Article body
De par la variété de leurs approches et le caractère pléthorique de l’information contenue, il y a des ouvrages qui défient les recenseurs les plus acharnés. L’ouvrage de Diamond et Plattner est de ceux-là. Il contient vingt-six textes déjà publiés dans le Journal of Democracy durant les années 1990, textes ayant tous en commun d’offrir une interprétation du processus de démocratisation enclenché à la suite de l’effondrement du bloc de l’Est. Si thèse il y a dans ce volume, c’est bien celle de la diversité des expériences, ne serait-ce qu’en comparant la Pologne ou l’Estonie au Turkménistan qui s’enlise dans la dictature la plus crasse. Or, le but de Diamond et Plattner, qui dirigent la publication, n’est pas de présenter les résultats de recherches récentes sur la transition démocratique dans l’ancien monde communiste, mais plutôt d’offrir ce que le monde académique anglophone désigne par le terme reader ou une collection de textes visant un auditoire étudiant des différents cycles universitaires, alors qu’elle offre des textes fort utiles pour un cours sur la transition démocratique en Europe de l’Est. Les spécialistes qui suivent de près les publications en « transitologie » auront déjà lu ces articles au moment de leur première parution, ce qui apporte peu sur le plan de la recherche fondamentale. L’ouvrage contient des textes d’analyse dont plusieurs ont déjà acquis le statut de classiques et des textes, plus engagés, écrits par des acteurs de la transition en Europe de l’Est comme Mart Laar, premier ministre de l’Estonie indépendante, Bronislaw Geremek, figure en vue du mouvement Solidarité et ministre polonais des affaires étrangères entre 1997 et 2000, Leszek Balcerowicz, vice-premier ministre et ministre polonais des finances et Grigory Yavlinsky, leader du parti libéral russe Yabloko et même Anders Åslund qui fut un temps conseiller économique des gouvernements de Russie, d’Ukraine et du Kyrgyzstan. Le tout est adroitement condensé dans la conclusion lumineuse de Michael McFaul qui, en plus, s’attarde sur le caractère semi-démocratique de la Russie depuis 1992.
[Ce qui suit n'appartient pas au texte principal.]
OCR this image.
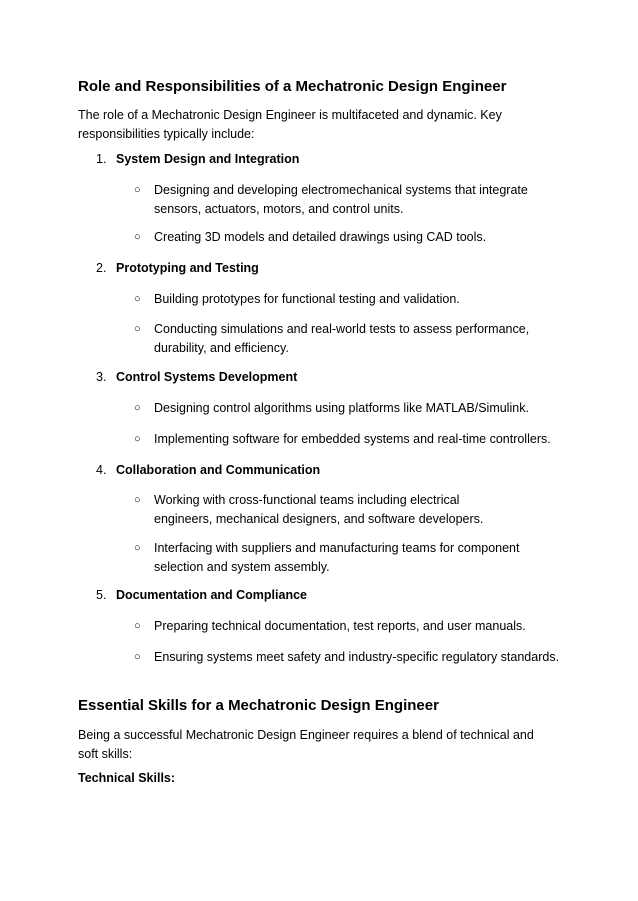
Role and Responsibilities of a Mechatronic Design Engineer

The role of a Mechatronic Design Engineer is multifaceted and dynamic. Key responsibilities typically include:

1. System Design and Integration
○ Designing and developing electromechanical systems that integrate sensors, actuators, motors, and control units.
○ Creating 3D models and detailed drawings using CAD tools.
2. Prototyping and Testing
○ Building prototypes for functional testing and validation.
○ Conducting simulations and real-world tests to assess performance, durability, and efficiency.
3. Control Systems Development
○ Designing control algorithms using platforms like MATLAB/Simulink.
○ Implementing software for embedded systems and real-time controllers.
4. Collaboration and Communication
○ Working with cross-functional teams including electrical engineers, mechanical designers, and software developers.
○ Interfacing with suppliers and manufacturing teams for component selection and system assembly.
5. Documentation and Compliance
○ Preparing technical documentation, test reports, and user manuals.
○ Ensuring systems meet safety and industry-specific regulatory standards.
Essential Skills for a Mechatronic Design Engineer

Being a successful Mechatronic Design Engineer requires a blend of technical and soft skills:

Technical Skills:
Le plan de l’ouvrage regroupe les vingt-six articles en trois parties soit la rupture avec les régimes communistes, l’expérience de l’Europe de l’Est et la dernière partie sur le cas de l’ancienne Union soviétique. Dans la première partie, plusieurs textes comme ceux de Ghia Nodia, Valerie Bunce font directement référence, pour s’en distancer en conclusion, à l’approche de Samuel Huntington sur la troisième vague de démocratisation initiée par la chute des régimes autoritaires d’Europe du Sud (Portugal, Espagne, Grèce) qui s’étendit à plusieurs pays d’Amérique latine et ensuite d’Asie du Sud-Est et d’Europe de l’Est. Les textes de la seconde partie s’attardent sur l’Europe centrale et ont tendance à privilégier les cas réussis comme la Pologne et la République tchèque et ne couvrent qu’en passant les États où la transition est encore incertaine. C’est le même problème que l’on rencontre dans les articles de la troisième partie sur l’ex-Union soviétique où l’accent est mis sur les pays baltes et la Russie, ce qui laisse le lecteur sur son appétit en ce qui a trait à l’Asie centrale et au Caucase. En somme, l’aire géographique couverte par l’ouvrage est énorme et on ne peut s’attendre à voir toutes les régions traitées en profondeur. Par contre, la diversité des interprétations donnera au lecteur quelques bonnes semaines de réflexion quant aux facteurs déterminants : attitude des élites, culture politique, société civile, contexte international, succès des réformes économiques, homogénéité ethnique pour les uns et problème des minorités pour les autres.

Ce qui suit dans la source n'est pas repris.